The blow had landed on my stomach and for a moment I thought the breath had left me and something had gone out of me through my rear end. I moaned and yet without losing my dignity, I tried to reason with them.
“Brother, I am an old man, do not treat me like this. I do not read this book for the author, I happened to get it from this metro yesterday night. I thought of reading it and leaving it here once I finished. See, it is a good story, a good page turner,” I knew I was telling a lie. I remembered my book shop friend calling me up saying, “Sir, your copy is here and please pick up whenever you want.”

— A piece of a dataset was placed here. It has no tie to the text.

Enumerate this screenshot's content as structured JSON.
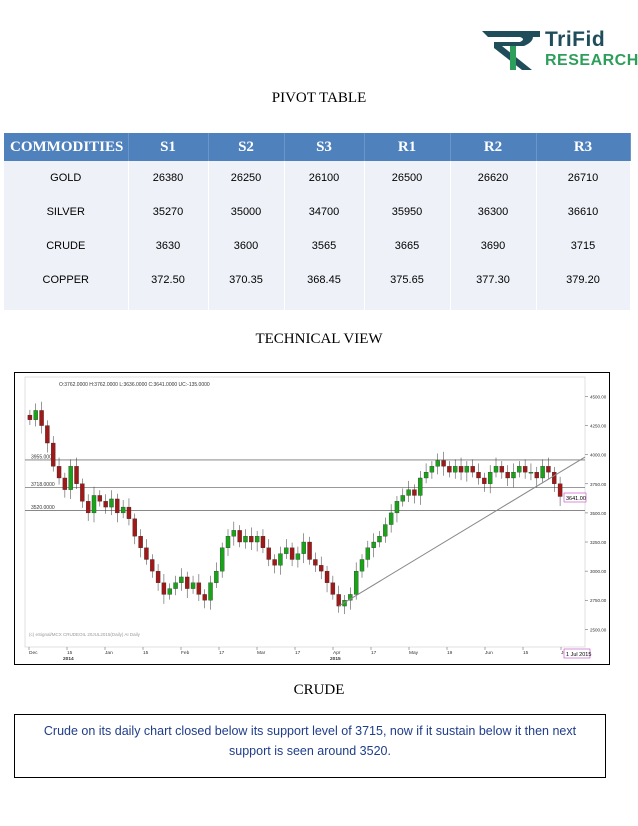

“You bloody anti-social South Indian, are you trying to fool us? We know what we allow them to leave in the metro coaches. This shit of a book cannot come here. We do our combing for the kind of books that good citizens leave in the metro coaches. We know the kind of good citizens who read them. You fucking uncle, your South Indian revolution is not still dead” a very young man who could have been my first son’s age (nearly twenty) twisted my shirt collar with one hand and my left wrist with another. Even in the pain and shame I was thinking how these young people got such atrocious ideas in their minds. When this author wrote her first novel, these boys’ parents’ had even not thought of wishing them to this earth. 

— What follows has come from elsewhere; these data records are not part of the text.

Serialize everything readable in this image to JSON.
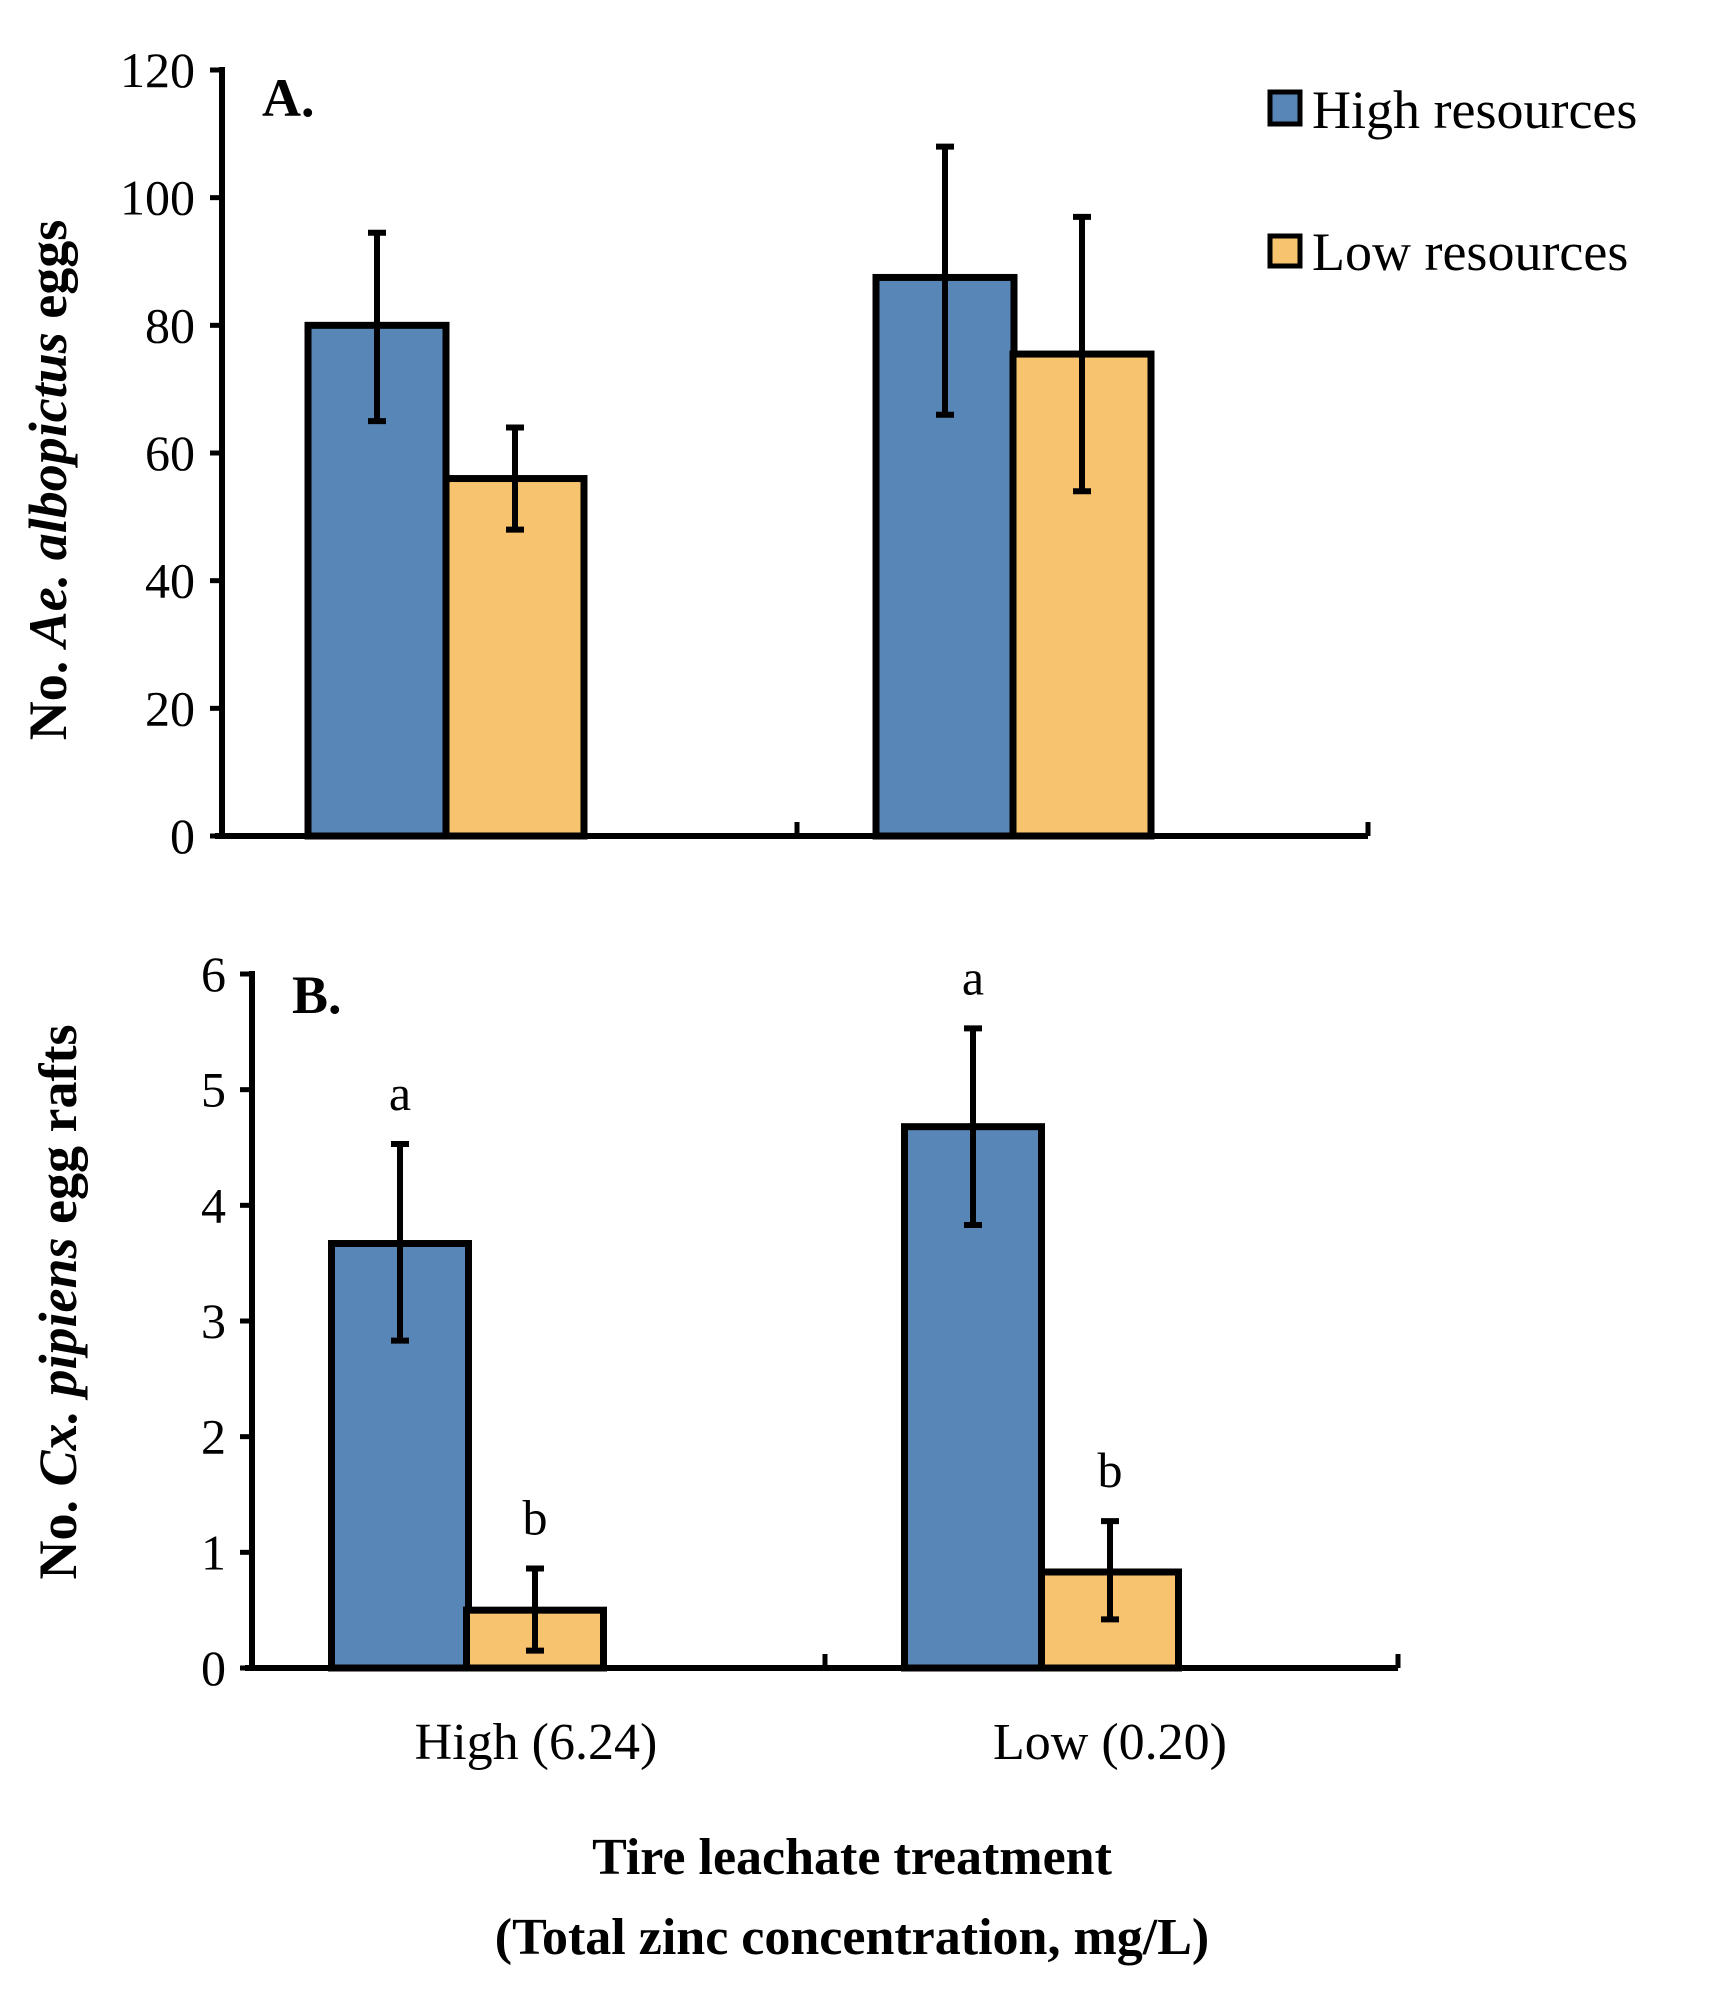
{
  "legend": [
    {
      "name": "High resources",
      "color": "#5886b6"
    },
    {
      "name": "Low resources",
      "color": "#f8c36e"
    }
  ],
  "x_title_line1": "Tire leachate treatment",
  "x_title_line2": "(Total zinc concentration, mg/L)",
  "categories": [
    "High (6.24)",
    "Low (0.20)"
  ],
  "chart_data": [
    {
      "type": "bar",
      "panel": "A.",
      "ylabel_prefix": "No. ",
      "ylabel_species": "Ae. albopictus",
      "ylabel_suffix": " eggs",
      "ylim": [
        0,
        120
      ],
      "yticks": [
        0,
        20,
        40,
        60,
        80,
        100,
        120
      ],
      "categories": [
        "High (6.24)",
        "Low (0.20)"
      ],
      "series": [
        {
          "name": "High resources",
          "values": [
            80,
            87.5
          ],
          "err_low": [
            65,
            66
          ],
          "err_high": [
            94.5,
            108
          ],
          "letters": [
            "",
            ""
          ]
        },
        {
          "name": "Low resources",
          "values": [
            56,
            75.5
          ],
          "err_low": [
            48,
            54
          ],
          "err_high": [
            64,
            97
          ],
          "letters": [
            "",
            ""
          ]
        }
      ]
    },
    {
      "type": "bar",
      "panel": "B.",
      "ylabel_prefix": "No. ",
      "ylabel_species": "Cx. pipiens",
      "ylabel_suffix": " egg rafts",
      "ylim": [
        0,
        6
      ],
      "yticks": [
        0,
        1,
        2,
        3,
        4,
        5,
        6
      ],
      "categories": [
        "High (6.24)",
        "Low (0.20)"
      ],
      "series": [
        {
          "name": "High resources",
          "values": [
            3.67,
            4.68
          ],
          "err_low": [
            2.83,
            3.83
          ],
          "err_high": [
            4.53,
            5.53
          ],
          "letters": [
            "a",
            "a"
          ]
        },
        {
          "name": "Low resources",
          "values": [
            0.5,
            0.83
          ],
          "err_low": [
            0.15,
            0.42
          ],
          "err_high": [
            0.86,
            1.27
          ],
          "letters": [
            "b",
            "b"
          ]
        }
      ]
    }
  ]
}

“Sons, please listen. Don’t do this. I could be reading it for pleasure. Or I could have been asked to read it by some learned person. Or I may be a journalist who has been assigned to review this book. Or even I could be from the Intelligence Department and am reading it for reporting the seditious content, if any in it,” I did not know what gave me courage to say that much.

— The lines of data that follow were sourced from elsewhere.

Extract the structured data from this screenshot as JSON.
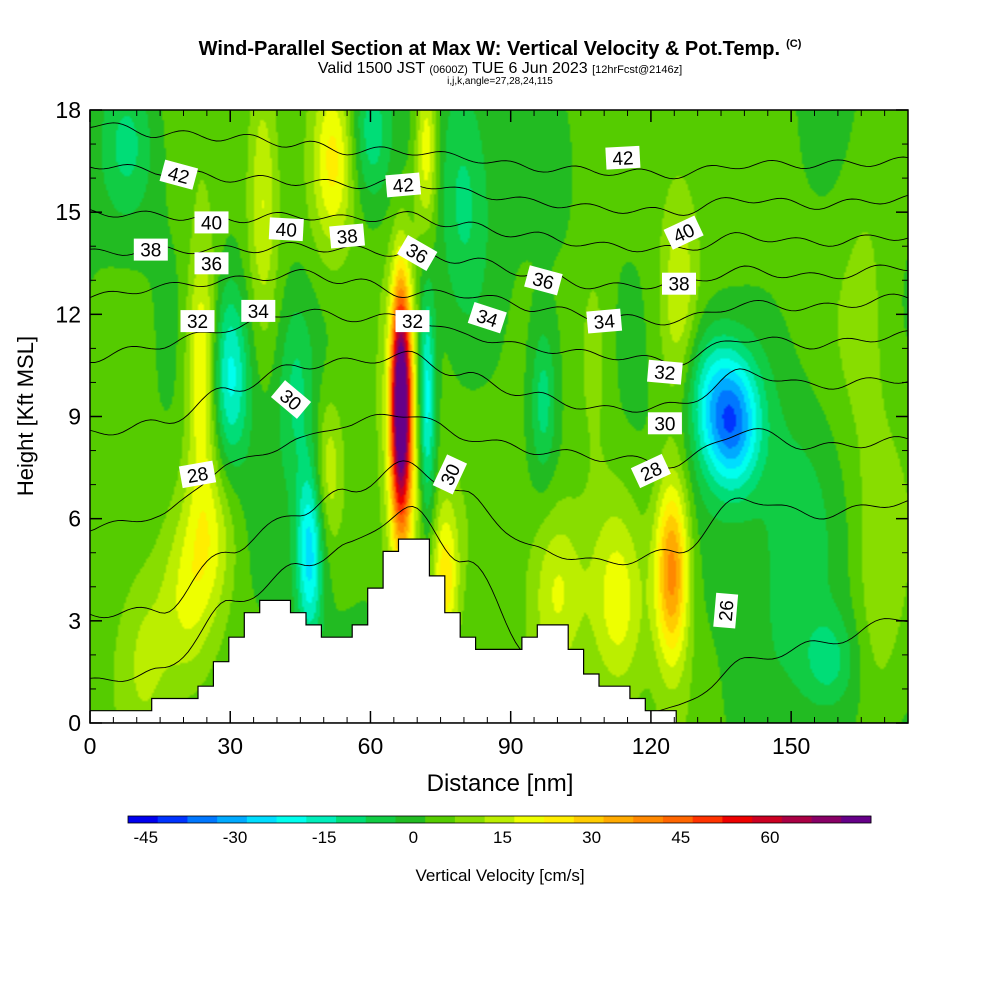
{
  "header": {
    "title": "Wind-Parallel Section at Max W: Vertical Velocity & Pot.Temp.",
    "copyright": "(C)",
    "valid_prefix": "Valid 1500 JST",
    "valid_utc": "(0600Z)",
    "valid_date": "TUE 6 Jun 2023",
    "forecast": "[12hrFcst@2146z]",
    "indices": "i,j,k,angle=27,28,24,115"
  },
  "chart_data": {
    "type": "heatmap",
    "xlabel": "Distance [nm]",
    "ylabel": "Height [Kft MSL]",
    "xlim": [
      0,
      175
    ],
    "ylim": [
      0,
      18
    ],
    "x_ticks": [
      "0",
      "30",
      "60",
      "90",
      "120",
      "150"
    ],
    "y_ticks": [
      "0",
      "3",
      "6",
      "9",
      "12",
      "15",
      "18"
    ],
    "colorbar": {
      "label": "Vertical Velocity [cm/s]",
      "tick_labels": [
        "-45",
        "-30",
        "-15",
        "0",
        "15",
        "30",
        "45",
        "60"
      ],
      "levels_min": -48,
      "levels_step": 5,
      "colors": [
        "#0000ee",
        "#0033ff",
        "#0077ff",
        "#00aaff",
        "#00ddff",
        "#00ffee",
        "#00eebb",
        "#00dd77",
        "#11cc44",
        "#22bb22",
        "#55cc00",
        "#88dd00",
        "#bbee00",
        "#eeff00",
        "#ffee00",
        "#ffcc00",
        "#ffaa00",
        "#ff8800",
        "#ff6600",
        "#ff3300",
        "#ee0000",
        "#cc0022",
        "#aa0044",
        "#880066",
        "#660088"
      ]
    },
    "vertical_velocity_features": [
      {
        "x": 24,
        "y": 10.5,
        "sx": 2.4,
        "sy": 2.5,
        "w": 24
      },
      {
        "x": 26,
        "y": 5.5,
        "sx": 4,
        "sy": 1.6,
        "w": 12
      },
      {
        "x": 21,
        "y": 3.5,
        "sx": 4,
        "sy": 1.8,
        "w": 12
      },
      {
        "x": 30,
        "y": 10.2,
        "sx": 3,
        "sy": 1.8,
        "w": -22
      },
      {
        "x": 37,
        "y": 15.5,
        "sx": 2.2,
        "sy": 2.5,
        "w": 14
      },
      {
        "x": 44,
        "y": 10,
        "sx": 3,
        "sy": 2,
        "w": -12
      },
      {
        "x": 47,
        "y": 5,
        "sx": 2,
        "sy": 1.8,
        "w": -28
      },
      {
        "x": 51,
        "y": 7.5,
        "sx": 2.2,
        "sy": 1.5,
        "w": 12
      },
      {
        "x": 52,
        "y": 16.5,
        "sx": 3,
        "sy": 1.8,
        "w": 18
      },
      {
        "x": 60,
        "y": 17.3,
        "sx": 3,
        "sy": 1.5,
        "w": -14
      },
      {
        "x": 66.5,
        "y": 9.5,
        "sx": 1.4,
        "sy": 2.3,
        "w": 70
      },
      {
        "x": 67,
        "y": 7.5,
        "sx": 2.8,
        "sy": 3.2,
        "w": 24
      },
      {
        "x": 72,
        "y": 9.5,
        "sx": 1.4,
        "sy": 2.4,
        "w": -28
      },
      {
        "x": 72,
        "y": 16.8,
        "sx": 1.7,
        "sy": 1.8,
        "w": 20
      },
      {
        "x": 76,
        "y": 4.2,
        "sx": 2,
        "sy": 1.6,
        "w": 22
      },
      {
        "x": 80,
        "y": 15.5,
        "sx": 4,
        "sy": 2.5,
        "w": -12
      },
      {
        "x": 97,
        "y": 9.5,
        "sx": 2,
        "sy": 1.6,
        "w": -14
      },
      {
        "x": 100,
        "y": 4,
        "sx": 4,
        "sy": 1.8,
        "w": 14
      },
      {
        "x": 108,
        "y": 11,
        "sx": 3,
        "sy": 2.5,
        "w": 8
      },
      {
        "x": 113,
        "y": 3.5,
        "sx": 4,
        "sy": 2,
        "w": 16
      },
      {
        "x": 124.5,
        "y": 4.5,
        "sx": 2.6,
        "sy": 1.9,
        "w": 38
      },
      {
        "x": 126,
        "y": 12.5,
        "sx": 2.8,
        "sy": 2.5,
        "w": 12
      },
      {
        "x": 137.5,
        "y": 8.8,
        "sx": 4.2,
        "sy": 1.4,
        "w": -36
      },
      {
        "x": 132,
        "y": 9.8,
        "sx": 4,
        "sy": 1.4,
        "w": -14
      },
      {
        "x": 150,
        "y": 6,
        "sx": 7,
        "sy": 3.5,
        "w": -8
      },
      {
        "x": 158,
        "y": 1.8,
        "sx": 4,
        "sy": 1,
        "w": -12
      },
      {
        "x": 169,
        "y": 3.5,
        "sx": 3.5,
        "sy": 3,
        "w": 7
      },
      {
        "x": 166,
        "y": 12,
        "sx": 4,
        "sy": 3,
        "w": 6
      },
      {
        "x": 8,
        "y": 17,
        "sx": 4,
        "sy": 1.5,
        "w": -10
      },
      {
        "x": 12,
        "y": 2,
        "sx": 4,
        "sy": 2,
        "w": 8
      }
    ],
    "terrain_kft": [
      [
        0,
        0.35
      ],
      [
        10,
        0.35
      ],
      [
        16,
        0.6
      ],
      [
        22,
        0.9
      ],
      [
        25,
        1.2
      ],
      [
        28,
        1.9
      ],
      [
        31,
        2.6
      ],
      [
        36,
        3.3
      ],
      [
        40,
        3.6
      ],
      [
        45,
        3.2
      ],
      [
        49,
        2.7
      ],
      [
        52,
        2.5
      ],
      [
        55,
        2.6
      ],
      [
        58,
        3
      ],
      [
        60,
        3.6
      ],
      [
        62,
        4.5
      ],
      [
        65,
        5.2
      ],
      [
        68,
        5.6
      ],
      [
        71,
        5.3
      ],
      [
        74,
        4.5
      ],
      [
        77,
        3.5
      ],
      [
        80,
        2.7
      ],
      [
        83,
        2.3
      ],
      [
        86,
        2.1
      ],
      [
        89,
        2
      ],
      [
        92,
        2.1
      ],
      [
        95,
        2.5
      ],
      [
        98,
        2.8
      ],
      [
        101,
        2.7
      ],
      [
        104,
        2.2
      ],
      [
        108,
        1.4
      ],
      [
        113,
        1
      ],
      [
        118,
        0.7
      ],
      [
        121,
        0.4
      ],
      [
        126,
        0
      ],
      [
        175,
        0
      ]
    ],
    "theta_lines_kft": {
      "xs": [
        0,
        15,
        30,
        45,
        55,
        68,
        80,
        95,
        110,
        125,
        140,
        155,
        175
      ],
      "lines": [
        [
          1.2,
          1.5,
          3.5,
          4.6,
          5.2,
          6.3,
          4.8,
          2,
          0.6,
          0.4,
          1.8,
          2.3,
          3.1
        ],
        [
          3.2,
          3.3,
          5.1,
          6.2,
          6.8,
          7.6,
          6.7,
          5.1,
          4.7,
          5,
          6.6,
          6.1,
          6.5
        ],
        [
          5.7,
          6.1,
          7.6,
          8.3,
          8.8,
          9.1,
          8.4,
          8,
          7.8,
          7.6,
          8.6,
          8.1,
          8.3
        ],
        [
          8.5,
          8.8,
          9.8,
          10.5,
          10.6,
          10.8,
          10.2,
          9.6,
          9.2,
          9.3,
          10.3,
          9.9,
          10.1
        ],
        [
          10.7,
          11.1,
          11.6,
          12.1,
          11.9,
          11.9,
          11.4,
          11,
          10.8,
          10.6,
          11.3,
          11.1,
          11.4
        ],
        [
          12.5,
          12.8,
          13,
          13.2,
          13,
          12.6,
          12.6,
          12.2,
          11.9,
          11.8,
          12.3,
          12.2,
          12.5
        ],
        [
          13.8,
          13.9,
          13.9,
          14,
          13.9,
          13.8,
          13.6,
          13.2,
          12.8,
          12.9,
          13.3,
          13.1,
          13.4
        ],
        [
          15,
          14.9,
          14.8,
          14.9,
          14.8,
          14.9,
          14.6,
          14.3,
          14,
          13.9,
          14.3,
          14.1,
          14.3
        ],
        [
          16.4,
          16.2,
          16,
          15.9,
          15.8,
          15.9,
          15.6,
          15.3,
          15.1,
          15,
          15.4,
          15.2,
          15.4
        ],
        [
          17.6,
          17.3,
          17.2,
          17,
          16.8,
          16.8,
          16.6,
          16.3,
          16.2,
          16.1,
          16.4,
          16.4,
          16.5
        ]
      ]
    },
    "theta_labels": [
      {
        "text": "42",
        "x": 19,
        "y": 16.1,
        "rot": 15
      },
      {
        "text": "42",
        "x": 67,
        "y": 15.8,
        "rot": -5
      },
      {
        "text": "42",
        "x": 114,
        "y": 16.6,
        "rot": -3
      },
      {
        "text": "40",
        "x": 26,
        "y": 14.7,
        "rot": 0
      },
      {
        "text": "40",
        "x": 42,
        "y": 14.5,
        "rot": 3
      },
      {
        "text": "40",
        "x": 127,
        "y": 14.4,
        "rot": -25
      },
      {
        "text": "38",
        "x": 13,
        "y": 13.9,
        "rot": 0
      },
      {
        "text": "38",
        "x": 55,
        "y": 14.3,
        "rot": -5
      },
      {
        "text": "38",
        "x": 126,
        "y": 12.9,
        "rot": 0
      },
      {
        "text": "36",
        "x": 26,
        "y": 13.5,
        "rot": 0
      },
      {
        "text": "36",
        "x": 70,
        "y": 13.8,
        "rot": 30
      },
      {
        "text": "36",
        "x": 97,
        "y": 13,
        "rot": 15
      },
      {
        "text": "34",
        "x": 36,
        "y": 12.1,
        "rot": 0
      },
      {
        "text": "34",
        "x": 85,
        "y": 11.9,
        "rot": 18
      },
      {
        "text": "34",
        "x": 110,
        "y": 11.8,
        "rot": -5
      },
      {
        "text": "32",
        "x": 23,
        "y": 11.8,
        "rot": 0
      },
      {
        "text": "32",
        "x": 69,
        "y": 11.8,
        "rot": 0
      },
      {
        "text": "32",
        "x": 123,
        "y": 10.3,
        "rot": 5
      },
      {
        "text": "30",
        "x": 43,
        "y": 9.5,
        "rot": 40
      },
      {
        "text": "30",
        "x": 77,
        "y": 7.3,
        "rot": -65
      },
      {
        "text": "30",
        "x": 123,
        "y": 8.8,
        "rot": 0
      },
      {
        "text": "28",
        "x": 23,
        "y": 7.3,
        "rot": -10
      },
      {
        "text": "28",
        "x": 120,
        "y": 7.4,
        "rot": -25
      },
      {
        "text": "26",
        "x": 136,
        "y": 3.3,
        "rot": -85
      }
    ]
  }
}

Did those words change the attitude of those boys? I do not know. What I knew was this much: they kept on abusing me with the choicest expletives that makes the capital city of this country distinct from any other state capital and they went on punching me.
I did not know how many stations had passed by that time. The absurd drama of self styled mobile censors went on for quite some time it seemed, as they kicked me out of the coach (definitely without the book) I just could not make out where I was. I felt absolutely in a different place in a different time. It took a few minutes for me to regain my presence of mind. Yes, I knew this place though I had never come to this station before. It lay on the same line but seven stations ahead where I usually got down. Seven stations. That means they abused me for nearly fifteen minutes. Plus the three stations before they caught me; that comes to seven minutes and together it makes twenty two minutes. Three minutes less to my destination in the other lane. How many pages I could have finished today? At a rate of one and half page per station, how many pages? My thoughts went in that way.
I staggered down the stairs to go to the other side to catch the return train towards the intersecting station. At the foyer of the station plush like a mall I read the neon-lit board hanging like a trapeze artist in skimpy clothes: “Read with Metro, Making Reading a Habit. Ask for Books at the Metro Counter. Or Find Your Surprise in the Coaches itself.” 
It had a picture of a cross section of citizens reading in an absolutely clean, ordered, not crowded metro coach as if smart phones never existed in the year 2017. I could not locate the faces of those guys who had ruffled me a few minutes back in them.